One could probably reason that his lack of intimate awareness of these digital campaigns and the cost involved resulted from how busy he was, the fact the digital marketing was mostly executed by an off-site digital marketing agency and that he had very little direct interaction with those people. The digital marketing agency was located in another region of the country and a different time zone. Our company had hired them some years back to make updates to our website, run the social media accounts, handle the search visibility and manage the Google Adwords campaigns.

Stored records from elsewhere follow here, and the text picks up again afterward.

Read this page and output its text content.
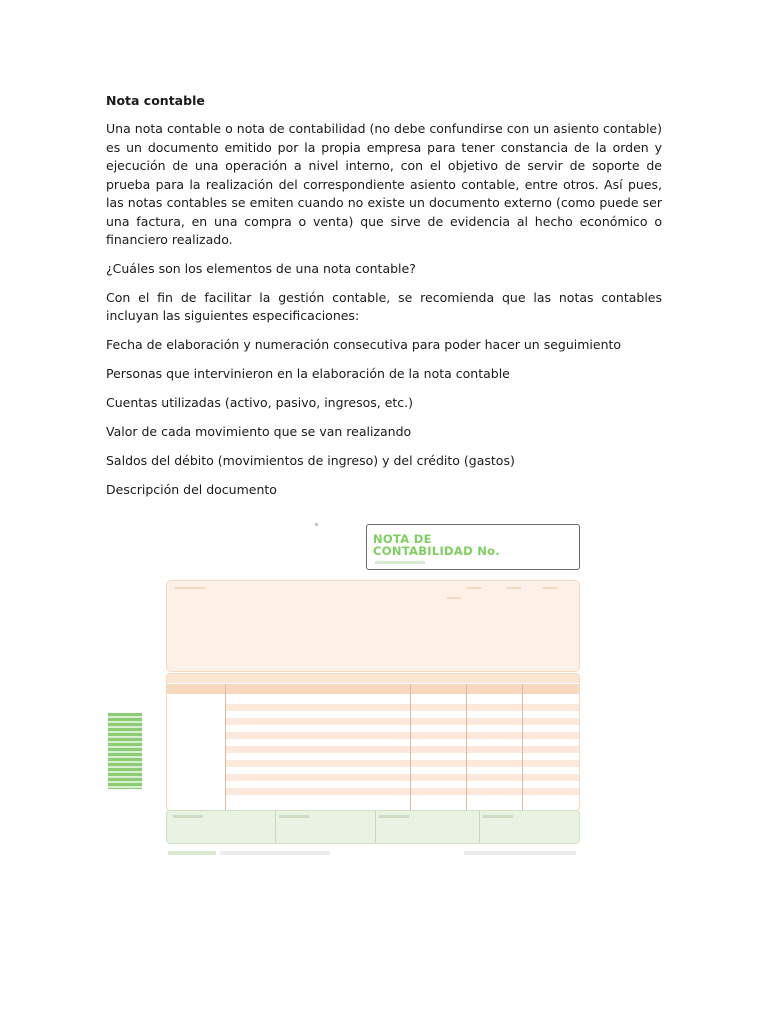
Nota contable

Una nota contable o nota de contabilidad (no debe confundirse con un asiento contable) es un documento emitido por la propia empresa para tener constancia de la orden y ejecución de una operación a nivel interno, con el objetivo de servir de soporte de prueba para la realización del correspondiente asiento contable, entre otros. Así pues, las notas contables se emiten cuando no existe un documento externo (como puede ser una factura, en una compra o venta) que sirve de evidencia al hecho económico o financiero realizado.

¿Cuáles son los elementos de una nota contable?

Con el fin de facilitar la gestión contable, se recomienda que las notas contables incluyan las siguientes especificaciones:

Fecha de elaboración y numeración consecutiva para poder hacer un seguimiento

Personas que intervinieron en la elaboración de la nota contable

Cuentas utilizadas (activo, pasivo, ingresos, etc.)

Valor de cada movimiento que se van realizando

Saldos del débito (movimientos de ingreso) y del crédito (gastos)

Descripción del documento

NOTA DE
CONTABILIDAD No.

There wasn’t much regular communication between our company and the digital marketing agency. Adding to this gap was the fact that the senior executive often delegated work he was not very interested in to another executive. This guy was usually swamped with operations work and didn’t have much bandwidth for digital marketing. He also was not well versed in the field. The digital marketing agency sent us monthly reports with the Google Adwords details such as the monthly spend, visits to the website, spend per location, etc. but no one was reading them closely, except for myself.
Both executives were very busy and neither asked me about the Google Adwords account very often. The operations guy would sometimes tell me to instruct the digital marketing agency to make changes to specific campaigns, but that was usually the extent of the communication.
Google Adwords spend can easily balloon out of control — anyone who has run such campaigns knows this. So what was the mistake? One might venture that effective leadership frequently communicates about disciplined cost controls. Communicating frequently about them embeds cost controls into organizational culture so all employees pay attention to costs and report back frequently so the executives know what is happening. Another mistake is hiring a digital marketing agency but not communicating with the staff there on a regular basis to discuss costs and results.